La vicenda di Maurizio, confessa Giovanni in una pagine del libro “è sempre stata un risvolto decisivo della mia.

E così avvenne alla fine che lui, per quarant’anni alla mia sinistra, si trovò alla mia destra”. Inclinando “tra dubbi e certezze verso una sorta di socialismo, quasi anti-comunista (vagamente craxiano, appunto). Quando poi sopraggiunge l’era Berlusconi, lui con me si fece misterioso (d’un mistero di cui capivo benissimo le ragioni ma non riuscivo ad afferrare la complessità, che pur s’intuiva) il parlar di politica scomparve tra di noi se non per argomenti ovvi e innocui. Umana sensibilità e tatto mi consigliavano d’evitarlo e io credo che lui me ne fosse grato”.
Avviene tra i due fratelli un capovolgimento delle parti. Il realismo di Maurizio, nato alla scuola di Togliatti, lo portava verso destra. “Mentre – scrive Giovani – il mio liberalismo (non “liberismo”) d’origine idealistica e crociata – dagli anni Sessanta fortemente influenzato dall’”azioniamo” repubblicano di Ugo La Malfa – portava me verso sinistra”. Mentre in Maurizio esplodeva in modo accecante la superiorità politica, economica, sociale e culturale della liberaldemocrazia sul tradizionale comunismo di origine marxista-leninista e poi stalinista, in Giovanni, un disubbidiente anomalo “accadeva – scrive – d’avvertire sempre più forte l’antica insofferenza, per anni e anni di Guerra fredda a forza sepolta, per l’inevitabile tendenza di quella stessa liberaldemocrazia a colorarsi di destra, se non è intesa tenendo fermo l’originario significato sociale della democrazia”.
Ci sono, in questo libro, poco dopo l’inizio, pagine che solo un grande scrittore poteva scrivere.

La moglie di Maurizio, stravolta, va a chiamare Giovanni: “Per favore vieni, forse solo tu puoi parlargli, ti prego”. Giovanni trova il fratello in lacrime. Piangeva tacendo, con un fazzoletto bagnato in mano come un bambino: “E’ tutto finito, finito. Tutto cancellato, non resta niente, niente di niente. (…) Abbiamo sbagliato tutto fin dall’inizio, fin dal ’17!”.
Giovanni usa somma pietà.

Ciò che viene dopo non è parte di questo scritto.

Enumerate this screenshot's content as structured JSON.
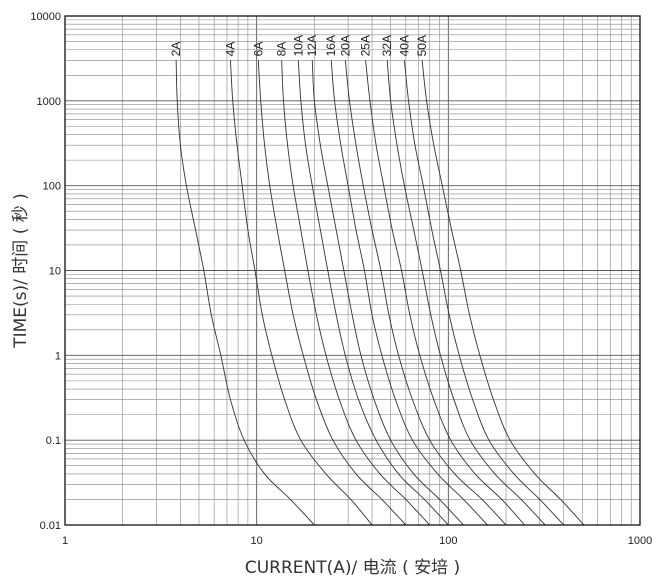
{
  "chart_data": {
    "type": "line",
    "title": "",
    "xlabel": "CURRENT(A)/ 电流 ( 安培 )",
    "ylabel": "TIME(s)/ 时间 ( 秒 )",
    "x_scale": "log",
    "y_scale": "log",
    "xlim": [
      1,
      1000
    ],
    "ylim": [
      0.01,
      10000
    ],
    "grid": true,
    "x_ticks": [
      {
        "value": 1,
        "label": "1"
      },
      {
        "value": 10,
        "label": "10"
      },
      {
        "value": 100,
        "label": "100"
      },
      {
        "value": 1000,
        "label": "1000"
      }
    ],
    "y_ticks": [
      {
        "value": 10000,
        "label": "10000"
      },
      {
        "value": 1000,
        "label": "1000"
      },
      {
        "value": 100,
        "label": "100"
      },
      {
        "value": 10,
        "label": "10"
      },
      {
        "value": 1,
        "label": "1"
      },
      {
        "value": 0.1,
        "label": "0.1"
      },
      {
        "value": 0.01,
        "label": "0.01"
      }
    ],
    "series": [
      {
        "name": "2A",
        "points": [
          [
            3.8,
            3000
          ],
          [
            3.85,
            1000
          ],
          [
            4.0,
            300
          ],
          [
            4.3,
            100
          ],
          [
            4.8,
            30
          ],
          [
            5.3,
            10
          ],
          [
            5.8,
            3
          ],
          [
            6.5,
            1
          ],
          [
            7.3,
            0.3
          ],
          [
            8.6,
            0.1
          ],
          [
            11,
            0.04
          ],
          [
            15,
            0.02
          ],
          [
            20,
            0.01
          ]
        ]
      },
      {
        "name": "4A",
        "points": [
          [
            7.3,
            3000
          ],
          [
            7.5,
            1000
          ],
          [
            7.9,
            300
          ],
          [
            8.4,
            100
          ],
          [
            9.0,
            30
          ],
          [
            9.8,
            10
          ],
          [
            10.7,
            3
          ],
          [
            12,
            1
          ],
          [
            14,
            0.3
          ],
          [
            17,
            0.1
          ],
          [
            23,
            0.04
          ],
          [
            31,
            0.02
          ],
          [
            40,
            0.01
          ]
        ]
      },
      {
        "name": "6A",
        "points": [
          [
            10.2,
            3000
          ],
          [
            10.5,
            1000
          ],
          [
            11,
            300
          ],
          [
            11.7,
            100
          ],
          [
            12.8,
            30
          ],
          [
            14,
            10
          ],
          [
            15.5,
            3
          ],
          [
            17.5,
            1
          ],
          [
            20.5,
            0.3
          ],
          [
            25,
            0.1
          ],
          [
            33,
            0.04
          ],
          [
            45,
            0.02
          ],
          [
            60,
            0.01
          ]
        ]
      },
      {
        "name": "8A",
        "points": [
          [
            13.5,
            3000
          ],
          [
            13.8,
            1000
          ],
          [
            14.5,
            300
          ],
          [
            15.5,
            100
          ],
          [
            17,
            30
          ],
          [
            18.5,
            10
          ],
          [
            20.5,
            3
          ],
          [
            23,
            1
          ],
          [
            27,
            0.3
          ],
          [
            33,
            0.1
          ],
          [
            44,
            0.04
          ],
          [
            60,
            0.02
          ],
          [
            80,
            0.01
          ]
        ]
      },
      {
        "name": "10A",
        "points": [
          [
            16.5,
            3000
          ],
          [
            17,
            1000
          ],
          [
            18,
            300
          ],
          [
            19.5,
            100
          ],
          [
            21.5,
            30
          ],
          [
            23.5,
            10
          ],
          [
            26,
            3
          ],
          [
            29,
            1
          ],
          [
            34,
            0.3
          ],
          [
            42,
            0.1
          ],
          [
            55,
            0.04
          ],
          [
            75,
            0.02
          ],
          [
            100,
            0.01
          ]
        ]
      },
      {
        "name": "12A",
        "points": [
          [
            19.5,
            3000
          ],
          [
            20,
            1000
          ],
          [
            21.5,
            300
          ],
          [
            23.5,
            100
          ],
          [
            26,
            30
          ],
          [
            28.5,
            10
          ],
          [
            31.5,
            3
          ],
          [
            35,
            1
          ],
          [
            41,
            0.3
          ],
          [
            50,
            0.1
          ],
          [
            66,
            0.04
          ],
          [
            90,
            0.02
          ],
          [
            120,
            0.01
          ]
        ]
      },
      {
        "name": "16A",
        "points": [
          [
            24.5,
            3000
          ],
          [
            25.5,
            1000
          ],
          [
            27.5,
            300
          ],
          [
            30,
            100
          ],
          [
            33,
            30
          ],
          [
            36.5,
            10
          ],
          [
            40,
            3
          ],
          [
            45,
            1
          ],
          [
            53,
            0.3
          ],
          [
            65,
            0.1
          ],
          [
            88,
            0.04
          ],
          [
            120,
            0.02
          ],
          [
            160,
            0.01
          ]
        ]
      },
      {
        "name": "20A",
        "points": [
          [
            29,
            3000
          ],
          [
            30.5,
            1000
          ],
          [
            33,
            300
          ],
          [
            36,
            100
          ],
          [
            40,
            30
          ],
          [
            44.5,
            10
          ],
          [
            49,
            3
          ],
          [
            55,
            1
          ],
          [
            65,
            0.3
          ],
          [
            80,
            0.1
          ],
          [
            108,
            0.04
          ],
          [
            150,
            0.02
          ],
          [
            200,
            0.01
          ]
        ]
      },
      {
        "name": "25A",
        "points": [
          [
            37,
            3000
          ],
          [
            39,
            1000
          ],
          [
            42,
            300
          ],
          [
            46,
            100
          ],
          [
            51,
            30
          ],
          [
            57,
            10
          ],
          [
            63,
            3
          ],
          [
            71,
            1
          ],
          [
            84,
            0.3
          ],
          [
            103,
            0.1
          ],
          [
            138,
            0.04
          ],
          [
            190,
            0.02
          ],
          [
            250,
            0.01
          ]
        ]
      },
      {
        "name": "32A",
        "points": [
          [
            48,
            3000
          ],
          [
            50,
            1000
          ],
          [
            54,
            300
          ],
          [
            59,
            100
          ],
          [
            66,
            30
          ],
          [
            73,
            10
          ],
          [
            81,
            3
          ],
          [
            91,
            1
          ],
          [
            107,
            0.3
          ],
          [
            130,
            0.1
          ],
          [
            175,
            0.04
          ],
          [
            240,
            0.02
          ],
          [
            320,
            0.01
          ]
        ]
      },
      {
        "name": "40A",
        "points": [
          [
            59,
            3000
          ],
          [
            62,
            1000
          ],
          [
            67,
            300
          ],
          [
            74,
            100
          ],
          [
            82,
            30
          ],
          [
            91,
            10
          ],
          [
            101,
            3
          ],
          [
            114,
            1
          ],
          [
            134,
            0.3
          ],
          [
            163,
            0.1
          ],
          [
            220,
            0.04
          ],
          [
            300,
            0.02
          ],
          [
            400,
            0.01
          ]
        ]
      },
      {
        "name": "50A",
        "points": [
          [
            73,
            3000
          ],
          [
            77,
            1000
          ],
          [
            84,
            300
          ],
          [
            93,
            100
          ],
          [
            104,
            30
          ],
          [
            116,
            10
          ],
          [
            129,
            3
          ],
          [
            146,
            1
          ],
          [
            172,
            0.3
          ],
          [
            210,
            0.1
          ],
          [
            283,
            0.04
          ],
          [
            385,
            0.02
          ],
          [
            510,
            0.01
          ]
        ]
      }
    ]
  }
}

Anche il fratello vincitore nella disputa politica durata decenni si sente sconfitto davanti a quel grande dolore.
“Il fratello comunista” è una miniera di memoria, storia, cultura, fatti della vita. Adesso che nell’ossessivo concerto mediatico non si discute più di nulla, si forniscono soltanto, in nome della propria visibilità, mezze frasi slegate, battute, slogan, si capisce quale può essere la forza della parola, la forza di un libro come questo scritto nel profondo dell’anima. Grazie.
* Questo testo è stato letto dall’autore nel corso della presentazione del libro “Il fratello comunista”, a Milano, al Teatro dal Verme, il 13 giugno 2007.